Some limitations of our study must be pointed out. First, the relatively limited number of patients included in our series. It is well known that a huge amount of data is essential to build robust machine learning classifiers [23,24,25,26]; thus, larger studies may prove even higher diagnostic performance of AI-based predicting models in failed THA. It should be noted that collecting preoperative pelvis MRI in patients with failed THA eligible for revision surgery is not so easy. Then, we cannot exclude that our evaluation could have been affected by susceptibility artifacts, despite the use of metal artifact reduction sequences, particularly concerning some imaging features of the periprosthetic bone (bone edema, bone destruction, fibrous membrane), that may be missed or wrongly seen. New technologies included in the most recent MRI scanners reduce the risk of misinterpretation of images and may allow improving the diagnostic performance of both radiologists and AI-based supportive classifiers. Last, we did not include in our analysis the evaluation of locoregional lymphadenopathies that some authors have recently reported as potential imaging biomarkers of infected THA, even with higher diagnostic performance reported by conventional MRI features [8, 27].

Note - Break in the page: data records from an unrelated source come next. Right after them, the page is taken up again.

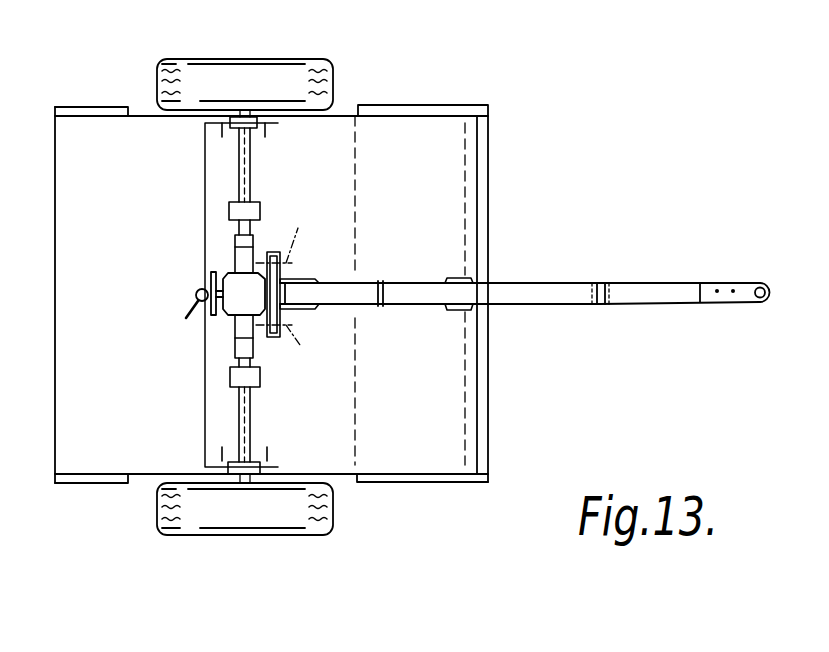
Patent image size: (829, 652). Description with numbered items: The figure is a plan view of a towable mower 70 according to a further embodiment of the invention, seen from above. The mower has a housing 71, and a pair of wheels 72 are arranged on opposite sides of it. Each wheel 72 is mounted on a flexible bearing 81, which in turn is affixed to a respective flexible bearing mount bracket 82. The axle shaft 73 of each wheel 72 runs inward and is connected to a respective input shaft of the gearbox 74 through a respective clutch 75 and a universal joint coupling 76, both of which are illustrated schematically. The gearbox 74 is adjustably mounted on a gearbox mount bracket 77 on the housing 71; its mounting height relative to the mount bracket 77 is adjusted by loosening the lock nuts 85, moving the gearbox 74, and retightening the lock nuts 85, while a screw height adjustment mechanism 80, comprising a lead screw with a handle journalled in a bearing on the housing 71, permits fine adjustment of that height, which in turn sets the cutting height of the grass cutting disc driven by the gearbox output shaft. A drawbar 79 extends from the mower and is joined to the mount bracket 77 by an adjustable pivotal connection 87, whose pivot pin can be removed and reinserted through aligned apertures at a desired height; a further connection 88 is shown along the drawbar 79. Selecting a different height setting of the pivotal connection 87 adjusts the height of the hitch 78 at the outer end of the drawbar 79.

The trailer 70 is at (526, 134).
The housing 71 is at (453, 206).
The wheels 72 is at (288, 73).
The axle shaft 73 is at (238, 160).
The gearbox 74 is at (233, 292).
The clutch 75 is at (249, 210).
The universal joint coupling 76 is at (236, 240).
The gearbox mount bracket 77 is at (275, 340).
The hitch 78 is at (760, 303).
The drawbar 79 is at (646, 301).
The screw height adjustment mechanism 80 is at (193, 306).
The flexible bearings 81 is at (252, 464).
The flexible bearing mount brackets 82 is at (216, 467).
The lock nuts 85 is at (288, 286).
The adjustable pivotal connection 87 is at (313, 279).
The bracket 88 is at (454, 280).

In conclusion, AI using SVM classifier showed promising results in predicting THA infection based on MRI features assessed preoperatively. This model might represent an adjunctive tool to support radiologists in identifying THA infection and could form the basis for further trials in this little explored field. Future studies are warranted to build AI-based models that combine imaging, clinical, and laboratory data to improve the accuracy of preoperative evaluation of patients undergoing revision surgery for failed arthroplasty.